Statistical analysis of the flux results

Next, we will perform an exploratory analysis on the flux results.
The type of statistical analysis to be performed is dependent on the nature of the response variable and on the confounder variables. The table below shows the type of statistical analyses performed for each combination of input variables for the response and confounder variables.
Table 1. Types of analyses on the fluxes and microbial relative abundances supported by the performStatsPersephone.m function.
Before performing the statistical analysis, the predicted fluxes are log2 transformed and z-scaled. Z-transformation was done to ensure that the statistical effect sizes, e.g., odds ratio's and regression coefficients, are comparable across reactions. Not performing a z-transformation can result in dramatically different effect sizes as the scale of flux values can differ between reactions. Log transformation on the relative abundances was done to increase normality of the relative abundance distributions.
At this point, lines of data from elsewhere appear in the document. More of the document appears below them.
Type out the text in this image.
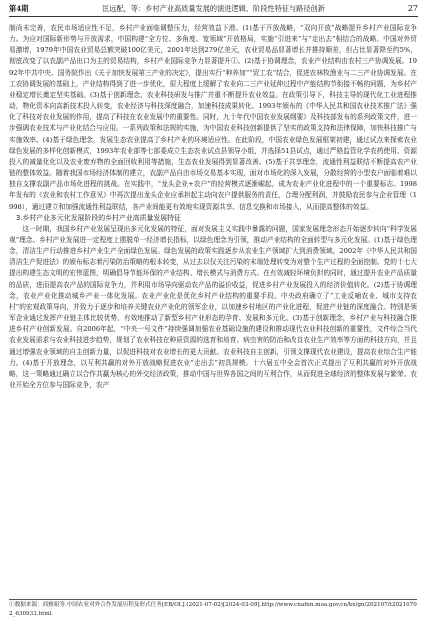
第4期	匡远配，等：乡村产业高质量发展的演进逻辑、阶段性特征与路径创新	27

制尚未完善，农民市场适应性不足，乡村产业面临调整压力，经营效益下滑。(1)基于开放战略，“双向开放”战略提升乡村产业国际竞争力。为应对国际新形势与开放需求，中国构建“全方位、多角度、宽领域”开放格局，实施“引进来”与“走出去”相结合的战略。中国对外贸易激增，1979年中国农业贸易总额突破100亿美元，2001年达到279亿美元，农业贸易品显著增长并推持顺差，但占比显著降至约5%，彻底改变了以农副产品出口为主的贸易结构，乡村产业国际竞争力显著提升①。(2)基于协调理念，农业产业结构由农村三产协调发展。1992年中共中央、国务院作出《关于加快发展第三产业的决定》，提出实行“种养加”“贸工农”结合，促进农林牧渔业与二三产业协调发展。在工农协调发展的基础上，产业结构得到了进一步优化，很大程度上缓解了农业向二三产业延伸过程中产能结构节衔接不畅的问题，为乡村产业稳定增长奠定坚实基础。(3)基于创新理念，农业科技研发与推广并重不断提升农业效益。在政策引导下，科技主导的现代化工业进程推动，物化资本向高新技术投入转变，农业经济与科技深度融合，加速科技成果转化。1993年颁布的《中华人民共和国农业技术推广法》强化了科技对农业发展的作用，提高了科技在农业发展中的重要性。同时，九十年代中国农业发展纲要》及科技部发布的系列政策文件，进一步强调农业技术与产业化结合与应用。一系列政策和法规的实施，为中国农业科技创新提供了坚实的政策支持和法律保障，加快科技推广与实施效率。(4)基于绿色理念，发展生态农业提高了乡村产业的环境适应性。在此阶段，中国农业绿色发展框架初建，通过试点来探索农业绿色发展的多样化创新模式，1993年农业部等七部委成立生态农业试点县领导小组，并选择51县试点，通过严格监管化学农药使用、资源投入的减量化化以及农业废弃物的全面回收利用等措施，生态农业发展得到显著改善。(5)基于共享理念，流通性利益联结不断提高农产业链的整体效益。随着我国市场经济体制的建立，农副产品自由市场交易基本实现，面对市场化的深入发展，分散经营的小型农户面临着难以独自支撑农副产品市场化进程的挑战。在实践中，“龙头企业+农户”的经营模式逐渐崛起，成为农业产业化进程中的一个重要标志。1998年发布的《农业和农村工作意见》中再次提出龙头企业应承担起主动向农户提供服务的责任，合理分配利润，并鼓励农民参与企业管理（1998），通过建立和加强流通性利益联结，各产业间能更有效地实现资源共享、信息交换和市场接入，从而提高整体的效益。

3.乡村产业多元化发展阶段的乡村产业高质量发展特征

这一时期，我国乡村产业发展呈现出多元化发展的特征，面对发展主义实践中暴露的问题，国家发展理念形态开始逐步转向“科学发展观”理念。乡村产业发展进一定程度上摆脱单一经济增长指标，以绿色理念为引领，推动产业结构的全面转型与多元化发展。(1)基于绿色理念，清洁生产行动推进乡村产业生产全面绿色发展。绿色发展的政策实践逐步从农业生产领域扩大到消费领域。2002年《中华人民共和国清洁生产促进法》的颁布标志着污染防治策略的根本转变，从过去以仅关注污染的末端处理转变为对整个生产过程的全面控制。党的十七大提出构建生态文明的宏伟蓝图，明确倡导节能环保的产业结构、增长模式与消费方式。在有效减轻环境负担的同时，通过提升农业产品质量的品质，进而提高农产品的国际竞争力，并利用市场导向驱动农产品的溢价收益，促进乡村产业发展投入的经济价值转化。(2)基于协调理念，农业产业化推动城乡产业一体化发展。农业产业化是优化乡村产业结构的重要手段。中央政府确立了“工业反哺农业、城市支持农村”的宏观政策导向，并致力于逐步和培养关键农业产业化的领军企业，以加速乡村地区的产业化进程，促进产业链的深度融合。特别是领军企业通过发挥产业链主体比较优势，有效地推动了新型乡村产业形态的孕育、发展和多元化。(3)基于创新理念，乡村产业与科技融合推进乡村产业创新发展。自2006年起，“中央一号文件”持续强调加强农业基础设施的建设和推动现代农业科技创新的重要性，文件综合当代农业发展需求与农业科技进步趋势，规划了农业科技在种质资源的选育和培育、病虫害的防治和改良农业生产效率等方面的科技方向，并且通过增强农业领域的自主创新力量，以促进科技对农业增长的更大贡献。农业科技自主创新，引领支撑现代农业建设，提高农业综合生产能力。(4)基于开放理念，以互利共赢的对外开放战略促进农业“走出去”初具规模。十六届五中全会首次正式提出了互利共赢的对外开放战略，这一策略通过确立以合作共赢为核心的外交经济政策，推动中国与世界各国之间的互利合作，从而促进全球经济的整体发展与繁荣。农业开始全方位参与国际竞争，农产

①数据来源：商雅娟等.中国农业对外合作发展历程及形式任务[EB/OL].(2021-07-02)[2024-03-09].http://www.cnafun.moa.gov.cn/kx/gn/202107/t20210702_630933.html.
If the WBMs contain a gut microbiota lumen, i.e, mWBMs or miWBMs, the extracted relative abundances from the WBMs are analysed in the exact same manner as the predicted fluxes.
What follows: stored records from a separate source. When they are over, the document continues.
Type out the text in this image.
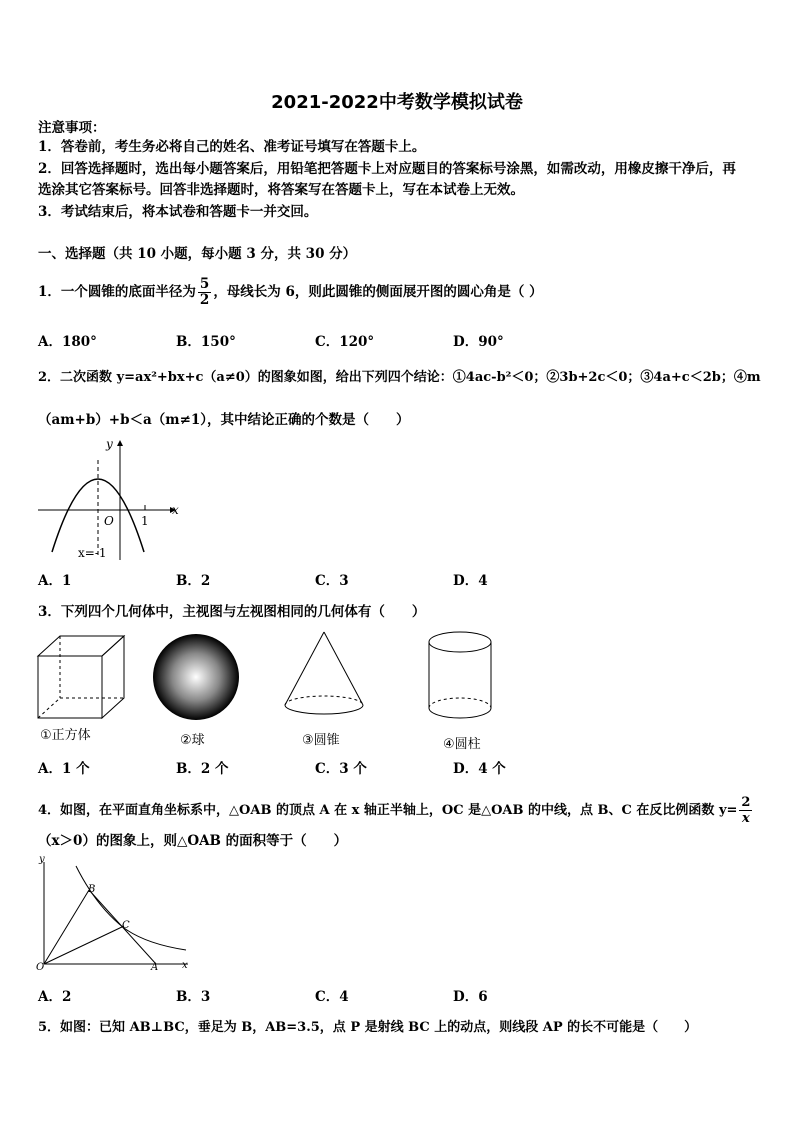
2021-2022中考数学模拟试卷
注意事项：
1．答卷前，考生务必将自己的姓名、准考证号填写在答题卡上。
2．回答选择题时，选出每小题答案后，用铅笔把答题卡上对应题目的答案标号涂黑，如需改动，用橡皮擦干净后，再
选涂其它答案标号。回答非选择题时，将答案写在答题卡上，写在本试卷上无效。
3．考试结束后，将本试卷和答题卡一并交回。
一、选择题（共 10 小题，每小题 3 分，共 30 分）
1．一个圆锥的底面半径为 $\frac{5}{2}$ ，母线长为 6，则此圆锥的侧面展开图的圆心角是（ ）
A．180°	B．150°	C．120°	D．90°
2．二次函数 y=ax²+bx+c（a≠0）的图象如图，给出下列四个结论：①4ac-b²＜0；②3b+2c＜0；③4a+c＜2b；④m
（am+b）+b＜a（m≠1），其中结论正确的个数是（　　）
y
x
O 1
x=-1
A．1	B．2	C．3	D．4
3．下列四个几何体中，主视图与左视图相同的几何体有（　　）
①正方体	②球	③圆锥	④圆柱
A．1 个	B．2 个	C．3 个	D．4 个
4．如图，在平面直角坐标系中，△OAB 的顶点 A 在 x 轴正半轴上，OC 是△OAB 的中线，点 B、C 在反比例函数 $y= \frac{2}{x}$
（x＞0）的图象上，则△OAB 的面积等于（　　）
y
x
O	A
B
C
A．2	B．3	C．4	D．6
5．如图：已知 AB⊥BC，垂足为 B，AB=3.5，点 P 是射线 BC 上的动点，则线段 AP 的长不可能是（　　）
First, we will define the input paths:
outputPathStatistics = fullfile(resultPath,'resultStatistics');
processedFluxPath = fullfile(resultPath,'fluxAnalysis', 'processed_fluxes.csv');
wbmRelAbunPath = fullfile(resultPath,'fluxAnalysis', 'WBM_relative_abundances.csv');
metadataPath = fullfile(resultPath,'demo_metadata_processed.csv');
Next, we will read the metadata and we will choose a metadata variable to investigate.
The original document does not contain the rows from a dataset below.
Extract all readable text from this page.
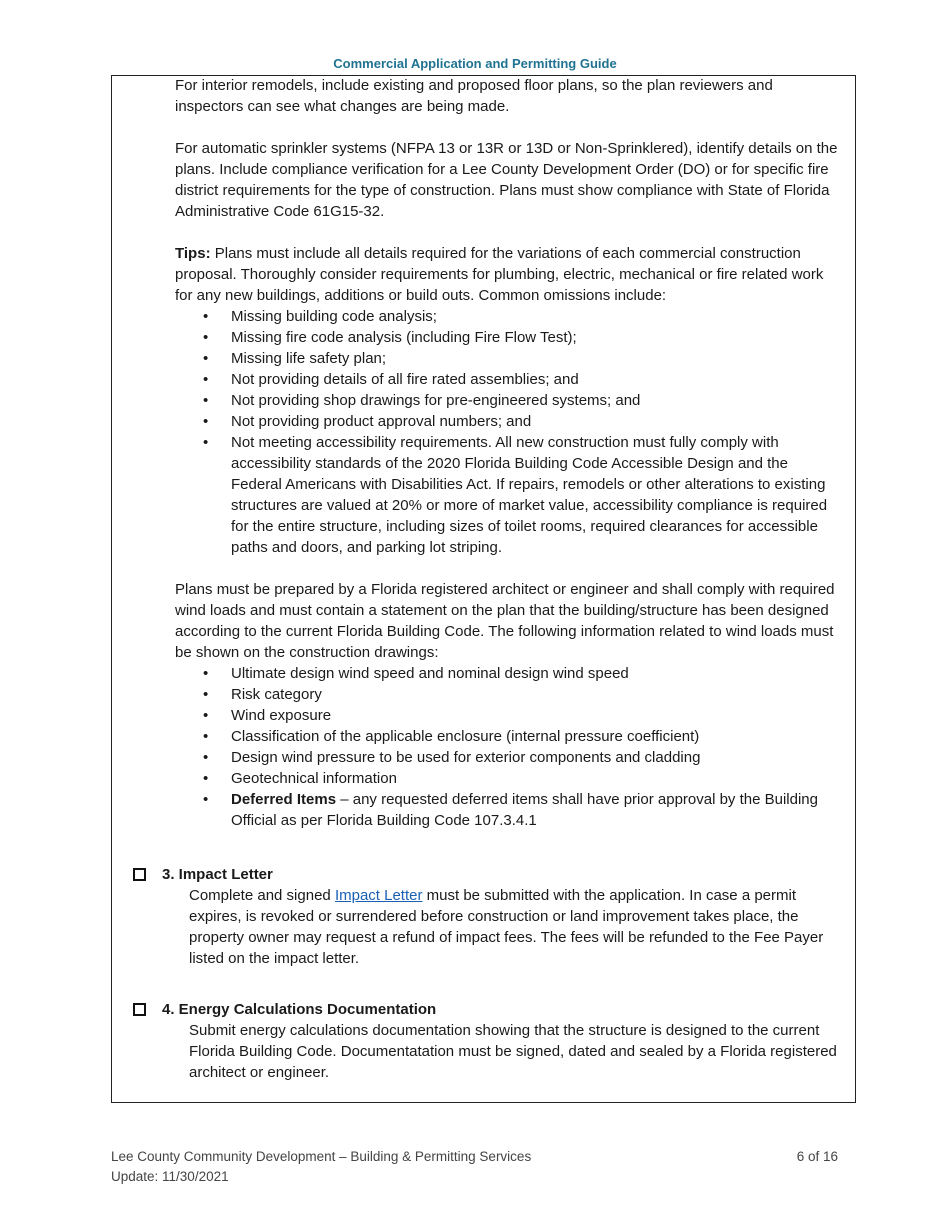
Commercial Application and Permitting Guide

For interior remodels, include existing and proposed floor plans, so the plan reviewers and inspectors can see what changes are being made.

For automatic sprinkler systems (NFPA 13 or 13R or 13D or Non-Sprinklered), identify details on the plans. Include compliance verification for a Lee County Development Order (DO) or for specific fire district requirements for the type of construction. Plans must show compliance with State of Florida Administrative Code 61G15-32.

Tips: Plans must include all details required for the variations of each commercial construction proposal. Thoroughly consider requirements for plumbing, electric, mechanical or fire related work for any new buildings, additions or build outs. Common omissions include:

• Missing building code analysis;
• Missing fire code analysis (including Fire Flow Test);
• Missing life safety plan;
• Not providing details of all fire rated assemblies; and
• Not providing shop drawings for pre-engineered systems; and
• Not providing product approval numbers; and
• Not meeting accessibility requirements. All new construction must fully comply with accessibility standards of the 2020 Florida Building Code Accessible Design and the Federal Americans with Disabilities Act. If repairs, remodels or other alterations to existing structures are valued at 20% or more of market value, accessibility compliance is required for the entire structure, including sizes of toilet rooms, required clearances for accessible paths and doors, and parking lot striping.

Plans must be prepared by a Florida registered architect or engineer and shall comply with required wind loads and must contain a statement on the plan that the building/structure has been designed according to the current Florida Building Code. The following information related to wind loads must be shown on the construction drawings:

• Ultimate design wind speed and nominal design wind speed
• Risk category
• Wind exposure
• Classification of the applicable enclosure (internal pressure coefficient)
• Design wind pressure to be used for exterior components and cladding
• Geotechnical information
• Deferred Items – any requested deferred items shall have prior approval by the Building Official as per Florida Building Code 107.3.4.1
3. Impact Letter

Complete and signed Impact Letter must be submitted with the application. In case a permit expires, is revoked or surrendered before construction or land improvement takes place, the property owner may request a refund of impact fees. The fees will be refunded to the Fee Payer listed on the impact letter.

4. Energy Calculations Documentation

Submit energy calculations documentation showing that the structure is designed to the current Florida Building Code. Documentatation must be signed, dated and sealed by a Florida registered architect or engineer.

Lee County Community Development – Building & Permitting Services
Update: 11/30/2021
6 of 16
metadata = readMetadataForPersephone(metadataPath);
head(metadata)
Here, we will set diagnosis as the response (dependent) variable for the statistical analysis.
response = 'diagnosis';
 
% Assess the number of samples for each diagnosis group
[groupIndices,categories] = findgroups(metadata.diagnosis);
table(categories, histcounts(groupIndices)','VariableNames',...
{'Diagnosis','Number of samples'})
Only three sample were non-IBD. These samples are removed and we will analyse differences between individuals with Crohn's disease (CD) with those that have ulcerative colitis (UC).
metadata(matches(metadata.diagnosis,'nonIBD'),:)=[];
 
% Save updated metadata file
updatedMetadataPath = erase(metadataPath,'.csv') + "_removedNonIBD.csv";
writetable(metadata,updatedMetadataPath);
Next, we will define variables to control for unwanted confounding effects. We will use age and sex as control variables here.
confounders = {'age', 'Sex'};
As mWBMs were generated for this dataset, exploratory statistics against the response variable will also be generated for the microbial relative abundances. We will however, only analyse microbial species that are present in at least an X percentage of samples in the cohort. Here, we will define this cutoff value as 10% of samples.
microbeCutoff = 0.1;
After setting this cutoff, we can now perform the statistical analysis as follows:
% Run statistics pipeline
% We recommend that you copy and paste this and run it in the command
% window because there can be a long output which is prone to cause issues
% in live scripts.
results = performStatsPersephone(outputPathStatistics, processedFluxPath, ...
updatedMetadataPath, response, 'pathToWbmRelAbundances', wbmRelAbunPath, ...
'confounders',confounders,'microbeCutoff',microbeCutoff);
If no microbiome data was available, this function can be run as follows:
% Run statistics pipeline
results = performStatsPersephone(outputPathStatistics, processedFluxPath, ...
updatedMetadataPath, response, 'confounders',confounders);
To summarise, these variables are required for statistical analysis:
Required variables
The following variables are optional:
After running performStatsPersephone, all results are saved in "statistical_results.xlsx".
This is the end of the tutorial.
References
[1] Thiele, I., Sahoo, S., Heinken, A., Hertel, J., Heirendt, L., Aurich, M. K., & Fleming, R. M. (2020). Personalized whole‐body models integrate metabolism, physiology, and the gut microbiome. Molecular systems biology, 16(5), e8982.